Most Asian indices were in green, with Australia’s ASX 200 gaining, (+0.8%), for the fourth straight session. It outperformed its regional peers, notching a new 3-month high.
China’s Shanghai Composite fell, (-0.1%). Energy stocks weighed on the index as the outlook for oil prices softens. As well, the material sector lagged on flat iron ore prices.
It’s noteworthy, as we've pointed out before, that Chinese indices have generally brushed off negative US-China trade headwinds, even sometimes outperforming regional peers. Today, however, China shares seemed to have taken the geopolitical hit head-on.
Yesterday, banks led the S&P 500 to its highest point in three months—with four stocks gaining for each that fell—boosted by global stocks extending their rally for eight days in a row.
Yields on the 10-year Treasury edged higher, climbing for the fourth straight day.
Technically, yesterday, the price climbed above the top of a pattern—either a neutral, symmetrical or bearish, descending triangle. The ROC momentum indicator provided a negative divergence, falling below its uptrend line since May 17. It has now failed for a third time to climb back above it.

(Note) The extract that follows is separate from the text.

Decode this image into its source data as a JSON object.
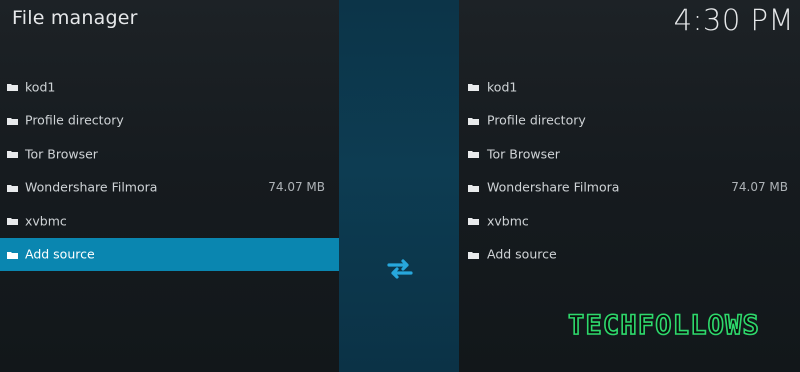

The dollar wiped out yesterday’s losses and added a slight advance after a five-day straight selloff.
Gold seems to have found demand after a two-day slump, presumably on its safe haven status.
It's been moving in tandem with the dollar—when it would normally do the opposite—due to interest rates. From a technical perspective, the yellow metal is confirming the support of the neckline of a continuation H&S and a symmetrical triangle. However, we’re unsure about the falling flag. The precious metal has also been developing a larger symmetrical triangle.
Oil took a breather after extending itself to a three-month high, likely because the very purpose for the existance of the OPEC+ cartel as a unifying force among oil producers has been threatened by Iraq cheating on oil production. However, the commodity did rally after the Saudis and Russia appeared to agree on extending cuts.
Technically, yesterday’s up and down activity, that resulted in very little change between the open and close, produced a high-wave candle, denoting a market without leadership. The fact that this candle developed within the band of the March 9 giant falling gap further increases the case for a pullback.